View the Generated SQL

Enable SQL logging to see exactly what SQL is generated:

# Enable SQL logging to see the generated query
db = connect("postgresql://user:pass@localhost/warehouse", echo=True)

df = (
    db.table("sales")
    .select()
    .where(col("date") >= "2024-01-01")
    .group_by("product_id")
    .agg(F.sum(col("amount")).alias("total"))
)

# When you call collect(), you'll see the SQL in the console:
# SELECT product_id, SUM(amount) AS total 
# FROM sales 
# WHERE date >= :date_1 
# GROUP BY product_id
results = df.collect()

Showcase: CRUD + DataFrame Workflow

Complete example showing how DataFrame operations chain seamlessly with CRUD operations—all executed in SQL.

Query → Transform → Update Workflow

from moltres import col, connect
from moltres.expressions import functions as F

db = connect("postgresql://user:pass@localhost/warehouse")
customers = db.table("customers")
orders = db.table("orders")

# Step 1: Query and analyze using DataFrame operations (executes in SQL)
customer_stats = (
    orders.select()
    .join(customers.select(), on=[col("customer_id") == col("id")])  # PySpark-style
    # .join(customers.select(), on=[("customer_id", "id")])  # Tuple syntax also works
    .where(col("orders.date") >= "2024-01-01")
    .group_by("customers.id", "customers.name")
    .agg(
        F.sum(col("orders.amount")).alias("total_spent"),
        F.avg(col("orders.amount")).alias("avg_order_value"),
    )
    .where(col("total_spent") > 1000)
)

# Step 2: Get results (SQL executed here, no data materialized)
top_customers = customer_stats.collect()

# Step 3: Update based on analysis (executes UPDATE SQL directly)
# Mark high-value customers as VIP
for customer in top_customers:
    db.update(
        "customers",
        where=col("id") == customer["customers.id"],
        set={"tier": "VIP", "updated_at": "2024-01-15"},
    )

# Or update all at once using a subquery approach
# (This would require a more complex UPDATE with subquery, 
#  but demonstrates the workflow)

Bulk Update Based on DataFrame Query

# Find customers who haven't ordered in 90 days
inactive_customers = (
    customers.select()
    .join(
        orders.select()
        .group_by("customer_id")
        .agg(F.max(col("date")).alias("last_order_date")),
        on=[col("customers.id") == col("orders.customer_id")],
        how="left"
    )
    .where(
        (col("last_order_date") < "2023-10-15") | 
        col("last_order_date").is_null()
    )
)

# Get customer IDs
inactive_ids = [row["id"] for row in inactive_customers.collect()]

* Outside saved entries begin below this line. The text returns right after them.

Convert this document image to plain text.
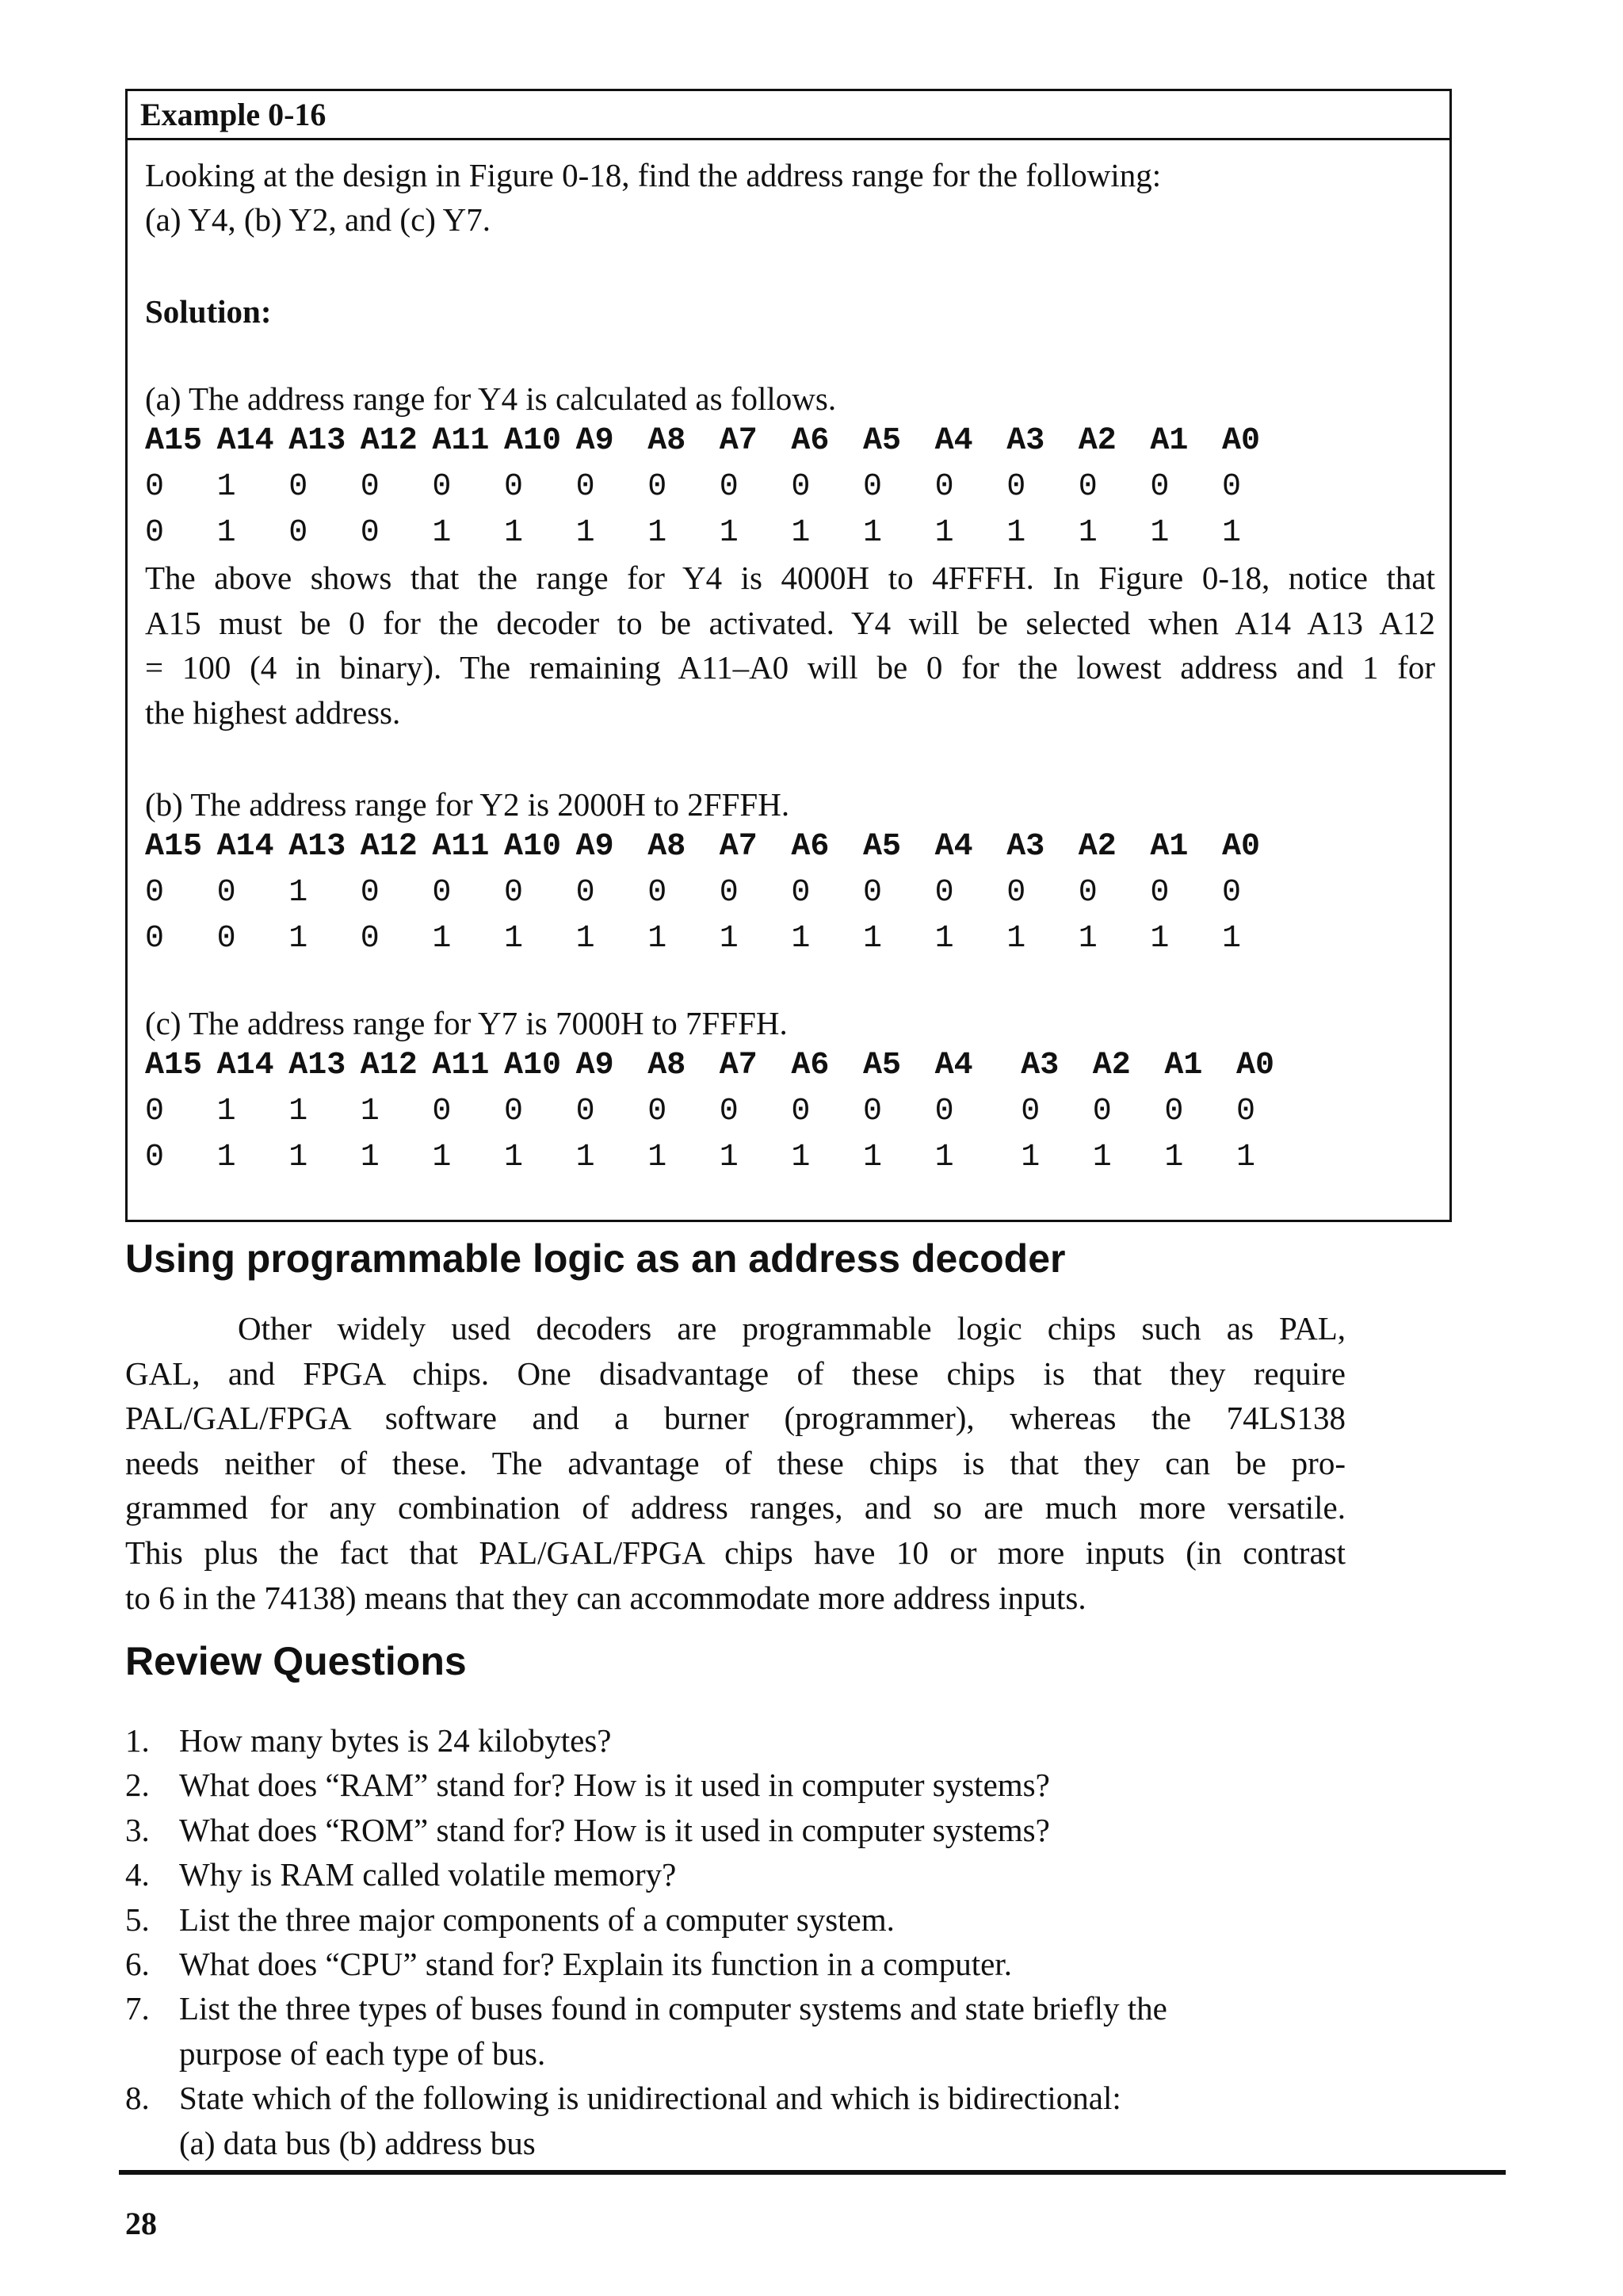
Example 0-16
Looking at the design in Figure 0-18, find the address range for the following:
(a) Y4, (b) Y2, and (c) Y7.
Solution:
(a) The address range for Y4 is calculated as follows.
A15 A14 A13 A12 A11 A10 A9	A8	A7	A6	A5	A4	A3	A2	A1	A0
0	1	0	0	0	0	0	0	0	0	0	0	0	0	0	0
0	1	0	0	1	1	1	1	1	1	1	1	1	1	1	1
The above shows that the range for Y4 is 4000H to 4FFFH. In Figure 0-18, notice that
A15 must be 0 for the decoder to be activated. Y4 will be selected when A14 A13 A12
= 100 (4 in binary). The remaining A11–A0 will be 0 for the lowest address and 1 for
the highest address.
(b) The address range for Y2 is 2000H to 2FFFH.
A15 A14 A13 A12 A11 A10 A9	A8	A7	A6	A5	A4	A3	A2	A1	A0
0	0	1	0	0	0	0	0	0	0	0	0	0	0	0	0
0	0	1	0	1	1	1	1	1	1	1	1	1	1	1	1
(c) The address range for Y7 is 7000H to 7FFFH.
A15 A14 A13 A12 A11 A10 A9	A8	A7	A6	A5	A4	A3	A2	A1	A0
0	1	1	1	0	0	0	0	0	0	0	0	0	0	0	0
0	1	1	1	1	1	1	1	1	1	1	1	1	1	1	1
Using programmable logic as an address decoder
Other widely used decoders are programmable logic chips such as PAL,
GAL, and FPGA chips. One disadvantage of these chips is that they require
PAL/GAL/FPGA software and a burner (programmer), whereas the 74LS138
needs neither of these. The advantage of these chips is that they can be pro-
grammed for any combination of address ranges, and so are much more versatile.
This plus the fact that PAL/GAL/FPGA chips have 10 or more inputs (in contrast
to 6 in the 74138) means that they can accommodate more address inputs.
Review Questions
1. How many bytes is 24 kilobytes?
2. What does “RAM” stand for? How is it used in computer systems?
3. What does “ROM” stand for? How is it used in computer systems?
4. Why is RAM called volatile memory?
5. List the three major components of a computer system.
6. What does “CPU” stand for? Explain its function in a computer.
7. List the three types of buses found in computer systems and state briefly the
purpose of each type of bus.
8. State which of the following is unidirectional and which is bidirectional:
(a) data bus (b) address bus
28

# Update all inactive customers in one operation
db.update(
    "customers",
    where=col("id").isin(inactive_ids),
    set={"status": "inactive", "inactive_since": "2024-01-15"},
)

# Delete old inactive customers (executes DELETE SQL)
db.delete(
    "customers",
    where=(col("status") == "inactive")
    & (col("inactive_since") < "2023-01-01"),
)

Async Examples

Basic Async Query

import asyncio
from moltres import async_connect, col

async def main():
    db = async_connect("sqlite+aiosqlite:///example.db")
    
    # For SQL operations, use db.table().select()
    table_handle = await db.table("users")
    df = table_handle.select()
    results = await df.collect()
    
    print(results)
    await db.close()

asyncio.run(main())

Async File Reading

import asyncio
from moltres import async_connect

async def main():
    db = async_connect("sqlite+aiosqlite:///example.db")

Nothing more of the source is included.